Les grands chefs au demeurant, à la suite de Michel Guérard (Findus, 1976), nouent des liens avec l’industrie agro-alimentaire pour permettre à une haute cuisine de plus en plus inaccessible de subsister financièrement. Si Robert Courtine, dans les tribunes du Monde, crie à l’imposture de «L’Assiette aux leurres», la reconnaissance vient assez rapidement : dans le sillage du Gault et Millau, le Michelin distribue les étoiles, et les Nouveaux Cuisiniers deviennent des stars. Leur rayonnement médiatique ne doit pas pour autant laisser dans l’ombre les cuisiniers des cantines : «en 1996, la France employait 16500 cuisiniers salariés, dont plus de la moitié travaille dans le secteur de la restauration collective». Ceux-ci, d’ailleurs, sont en moyenne aussi diplômés que leur collègues des restaurants, et souvent mieux rémunérés.

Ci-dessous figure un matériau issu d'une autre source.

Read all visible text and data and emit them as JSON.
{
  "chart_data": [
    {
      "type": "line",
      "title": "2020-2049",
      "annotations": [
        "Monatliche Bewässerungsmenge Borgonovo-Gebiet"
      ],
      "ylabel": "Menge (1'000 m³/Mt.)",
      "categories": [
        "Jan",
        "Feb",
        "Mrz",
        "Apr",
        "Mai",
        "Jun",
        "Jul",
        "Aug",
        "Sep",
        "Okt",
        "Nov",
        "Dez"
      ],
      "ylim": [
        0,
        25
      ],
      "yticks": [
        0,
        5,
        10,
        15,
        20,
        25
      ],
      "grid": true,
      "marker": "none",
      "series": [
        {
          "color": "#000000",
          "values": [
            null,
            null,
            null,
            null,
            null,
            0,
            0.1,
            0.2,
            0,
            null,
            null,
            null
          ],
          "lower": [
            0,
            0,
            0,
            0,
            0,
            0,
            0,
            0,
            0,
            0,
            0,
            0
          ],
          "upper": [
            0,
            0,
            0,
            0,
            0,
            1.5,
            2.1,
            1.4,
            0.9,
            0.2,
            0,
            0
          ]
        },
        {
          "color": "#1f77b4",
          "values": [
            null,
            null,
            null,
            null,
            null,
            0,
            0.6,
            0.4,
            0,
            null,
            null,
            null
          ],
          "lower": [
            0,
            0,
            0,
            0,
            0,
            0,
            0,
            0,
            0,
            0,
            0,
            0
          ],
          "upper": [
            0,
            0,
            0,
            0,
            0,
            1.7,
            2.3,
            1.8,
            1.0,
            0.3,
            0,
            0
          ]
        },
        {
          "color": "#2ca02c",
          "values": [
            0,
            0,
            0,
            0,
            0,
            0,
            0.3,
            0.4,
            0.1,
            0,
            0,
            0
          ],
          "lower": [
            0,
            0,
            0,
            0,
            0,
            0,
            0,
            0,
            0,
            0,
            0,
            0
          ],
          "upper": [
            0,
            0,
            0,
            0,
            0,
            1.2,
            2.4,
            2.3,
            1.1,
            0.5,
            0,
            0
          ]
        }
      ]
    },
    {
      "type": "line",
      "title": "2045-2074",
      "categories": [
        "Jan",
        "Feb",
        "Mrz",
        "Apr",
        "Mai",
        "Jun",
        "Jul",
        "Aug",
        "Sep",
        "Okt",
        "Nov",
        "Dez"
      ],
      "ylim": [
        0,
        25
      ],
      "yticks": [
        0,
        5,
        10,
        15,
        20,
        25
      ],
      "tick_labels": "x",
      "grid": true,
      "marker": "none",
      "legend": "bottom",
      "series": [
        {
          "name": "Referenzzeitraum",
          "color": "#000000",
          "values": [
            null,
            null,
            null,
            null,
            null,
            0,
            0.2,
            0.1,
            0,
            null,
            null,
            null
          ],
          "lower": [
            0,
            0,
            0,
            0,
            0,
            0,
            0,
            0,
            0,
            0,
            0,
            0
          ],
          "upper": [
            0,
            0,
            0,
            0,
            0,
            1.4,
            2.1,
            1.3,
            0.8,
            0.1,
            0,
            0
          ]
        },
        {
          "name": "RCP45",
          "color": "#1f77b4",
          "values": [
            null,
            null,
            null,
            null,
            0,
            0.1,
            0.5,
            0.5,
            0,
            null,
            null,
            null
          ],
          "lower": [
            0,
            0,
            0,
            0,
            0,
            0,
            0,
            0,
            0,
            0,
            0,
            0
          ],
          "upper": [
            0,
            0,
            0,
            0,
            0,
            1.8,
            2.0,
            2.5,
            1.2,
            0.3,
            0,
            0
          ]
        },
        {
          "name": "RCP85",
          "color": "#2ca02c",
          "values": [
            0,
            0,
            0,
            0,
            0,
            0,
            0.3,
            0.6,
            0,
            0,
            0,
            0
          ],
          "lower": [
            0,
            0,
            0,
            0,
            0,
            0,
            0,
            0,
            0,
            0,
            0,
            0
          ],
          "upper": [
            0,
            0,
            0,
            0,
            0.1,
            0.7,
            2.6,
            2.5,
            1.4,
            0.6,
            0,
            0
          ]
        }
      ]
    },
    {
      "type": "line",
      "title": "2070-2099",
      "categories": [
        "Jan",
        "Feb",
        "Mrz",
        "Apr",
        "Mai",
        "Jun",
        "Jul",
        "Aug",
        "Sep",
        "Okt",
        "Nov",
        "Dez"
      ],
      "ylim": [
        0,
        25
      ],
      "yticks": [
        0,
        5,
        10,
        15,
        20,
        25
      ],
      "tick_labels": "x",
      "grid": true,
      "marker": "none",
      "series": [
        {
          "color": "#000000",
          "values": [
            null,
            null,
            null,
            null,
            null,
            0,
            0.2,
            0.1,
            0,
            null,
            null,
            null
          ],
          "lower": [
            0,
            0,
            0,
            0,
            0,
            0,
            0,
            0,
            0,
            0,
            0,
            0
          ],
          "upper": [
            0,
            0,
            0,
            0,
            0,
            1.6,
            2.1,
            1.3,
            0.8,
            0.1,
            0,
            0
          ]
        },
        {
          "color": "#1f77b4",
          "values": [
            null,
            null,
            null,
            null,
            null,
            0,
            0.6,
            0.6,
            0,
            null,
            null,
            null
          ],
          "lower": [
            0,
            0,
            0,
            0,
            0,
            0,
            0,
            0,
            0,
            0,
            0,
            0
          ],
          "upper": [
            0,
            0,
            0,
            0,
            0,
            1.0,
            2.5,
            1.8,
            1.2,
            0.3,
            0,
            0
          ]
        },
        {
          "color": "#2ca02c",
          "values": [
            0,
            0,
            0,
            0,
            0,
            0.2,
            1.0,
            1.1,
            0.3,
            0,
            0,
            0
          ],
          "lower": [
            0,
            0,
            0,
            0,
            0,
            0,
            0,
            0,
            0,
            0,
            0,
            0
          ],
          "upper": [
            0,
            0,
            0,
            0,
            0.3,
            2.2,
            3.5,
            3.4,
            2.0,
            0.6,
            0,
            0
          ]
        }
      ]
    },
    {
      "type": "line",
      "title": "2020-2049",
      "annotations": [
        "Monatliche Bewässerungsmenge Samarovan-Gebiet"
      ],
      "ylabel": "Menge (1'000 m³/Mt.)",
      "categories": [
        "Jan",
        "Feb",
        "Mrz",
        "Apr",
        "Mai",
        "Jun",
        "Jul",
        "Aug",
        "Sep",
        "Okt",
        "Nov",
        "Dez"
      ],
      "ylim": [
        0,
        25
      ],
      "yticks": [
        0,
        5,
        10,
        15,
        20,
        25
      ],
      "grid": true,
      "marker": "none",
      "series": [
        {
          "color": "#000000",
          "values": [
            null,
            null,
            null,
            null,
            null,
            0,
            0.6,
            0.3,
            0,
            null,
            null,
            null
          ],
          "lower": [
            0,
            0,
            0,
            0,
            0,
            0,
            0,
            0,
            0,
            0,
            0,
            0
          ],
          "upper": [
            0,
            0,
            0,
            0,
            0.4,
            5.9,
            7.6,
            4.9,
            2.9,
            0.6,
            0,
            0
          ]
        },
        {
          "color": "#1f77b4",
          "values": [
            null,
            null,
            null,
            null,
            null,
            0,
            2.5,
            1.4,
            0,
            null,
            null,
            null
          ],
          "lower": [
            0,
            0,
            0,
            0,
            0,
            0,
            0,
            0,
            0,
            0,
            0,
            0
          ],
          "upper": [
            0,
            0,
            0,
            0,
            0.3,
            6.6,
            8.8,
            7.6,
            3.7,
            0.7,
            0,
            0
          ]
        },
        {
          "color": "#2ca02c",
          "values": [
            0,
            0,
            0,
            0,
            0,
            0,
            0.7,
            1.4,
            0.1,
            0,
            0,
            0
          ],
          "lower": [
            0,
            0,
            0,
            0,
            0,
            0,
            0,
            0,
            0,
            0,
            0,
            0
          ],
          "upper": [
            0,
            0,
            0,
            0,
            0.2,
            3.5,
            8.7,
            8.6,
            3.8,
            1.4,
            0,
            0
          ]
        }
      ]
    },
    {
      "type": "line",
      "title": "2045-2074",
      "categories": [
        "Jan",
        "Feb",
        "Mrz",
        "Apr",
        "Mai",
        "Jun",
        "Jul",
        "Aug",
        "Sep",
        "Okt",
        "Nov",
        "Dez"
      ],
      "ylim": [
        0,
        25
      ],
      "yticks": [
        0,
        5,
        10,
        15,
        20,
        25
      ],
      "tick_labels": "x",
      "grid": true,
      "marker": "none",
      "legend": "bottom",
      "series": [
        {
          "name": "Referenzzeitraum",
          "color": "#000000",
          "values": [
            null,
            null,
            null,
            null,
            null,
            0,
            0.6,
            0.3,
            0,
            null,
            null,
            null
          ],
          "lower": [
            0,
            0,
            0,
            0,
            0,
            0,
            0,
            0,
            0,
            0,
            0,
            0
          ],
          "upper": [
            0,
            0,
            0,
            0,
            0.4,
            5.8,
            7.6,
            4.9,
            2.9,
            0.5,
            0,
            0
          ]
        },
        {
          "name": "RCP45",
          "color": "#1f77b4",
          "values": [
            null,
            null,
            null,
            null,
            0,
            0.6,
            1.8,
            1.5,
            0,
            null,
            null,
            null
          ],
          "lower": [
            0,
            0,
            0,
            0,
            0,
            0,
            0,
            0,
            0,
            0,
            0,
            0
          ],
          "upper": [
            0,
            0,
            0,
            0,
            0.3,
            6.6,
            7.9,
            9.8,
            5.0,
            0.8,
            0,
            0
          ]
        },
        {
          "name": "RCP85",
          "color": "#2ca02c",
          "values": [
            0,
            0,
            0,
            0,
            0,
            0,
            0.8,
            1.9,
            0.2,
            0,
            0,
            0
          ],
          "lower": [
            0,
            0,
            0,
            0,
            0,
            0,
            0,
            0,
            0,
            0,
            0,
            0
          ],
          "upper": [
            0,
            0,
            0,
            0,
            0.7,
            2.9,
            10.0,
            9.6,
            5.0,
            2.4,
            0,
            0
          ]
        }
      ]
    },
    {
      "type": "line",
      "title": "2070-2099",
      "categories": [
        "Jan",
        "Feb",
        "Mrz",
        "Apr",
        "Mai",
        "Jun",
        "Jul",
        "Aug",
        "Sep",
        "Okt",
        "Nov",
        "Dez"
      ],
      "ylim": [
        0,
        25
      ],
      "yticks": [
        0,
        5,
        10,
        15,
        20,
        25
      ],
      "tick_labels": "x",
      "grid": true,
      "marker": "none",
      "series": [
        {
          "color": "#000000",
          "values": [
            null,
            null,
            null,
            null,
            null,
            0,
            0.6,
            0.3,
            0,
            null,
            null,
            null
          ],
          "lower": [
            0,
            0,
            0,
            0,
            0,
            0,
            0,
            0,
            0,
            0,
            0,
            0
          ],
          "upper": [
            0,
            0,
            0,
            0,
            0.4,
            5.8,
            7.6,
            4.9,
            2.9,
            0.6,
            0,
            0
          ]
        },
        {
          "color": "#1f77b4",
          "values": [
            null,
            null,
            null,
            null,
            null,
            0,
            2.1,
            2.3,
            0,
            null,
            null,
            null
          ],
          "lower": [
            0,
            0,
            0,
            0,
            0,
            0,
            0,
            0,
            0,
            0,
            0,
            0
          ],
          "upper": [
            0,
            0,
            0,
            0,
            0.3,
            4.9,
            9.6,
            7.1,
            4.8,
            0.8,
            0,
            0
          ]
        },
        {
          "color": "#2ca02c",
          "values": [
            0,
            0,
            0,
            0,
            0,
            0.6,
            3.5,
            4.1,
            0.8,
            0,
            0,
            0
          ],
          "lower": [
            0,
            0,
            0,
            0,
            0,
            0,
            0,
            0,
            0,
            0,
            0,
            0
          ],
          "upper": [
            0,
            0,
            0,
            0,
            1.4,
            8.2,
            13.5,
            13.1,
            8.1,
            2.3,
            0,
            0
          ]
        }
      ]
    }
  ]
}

On s’interroge parfois sur la méthode. De Phileas Gilbert, par exemple, cuisinier plumitif de la fin du XIXe siècle dont les témoignages sont convoqués tout au long du livre, on ne sait presque rien. Par ailleurs, qu’une institution comme le CNRS publie des ouvrages sans index pose problème. Mais ce livre, d’un format réduit, d’une présentation aérée, qui fait la part belle aux citations, est d’une lecture agréable, facile et intéressante. Le propos est d’abord celui d’un historien des sociétés, mais les amateurs de recettes ne seront pas non plus déçus. Au demeurant, et peut-être est-ce là le propre d’une certaine culture de recherche héritée de Flandrin, sociologie et bonne chair font bon ménage, comme l’expriment les premiers mots de l’auteur, qui font office d’égo-histoire : «ayant grandi dans une famille qui célébrait les plaisirs de la table…» (p.11)


David-Jonathan Benrubi
( Mis en ligne le 06/04/2005 )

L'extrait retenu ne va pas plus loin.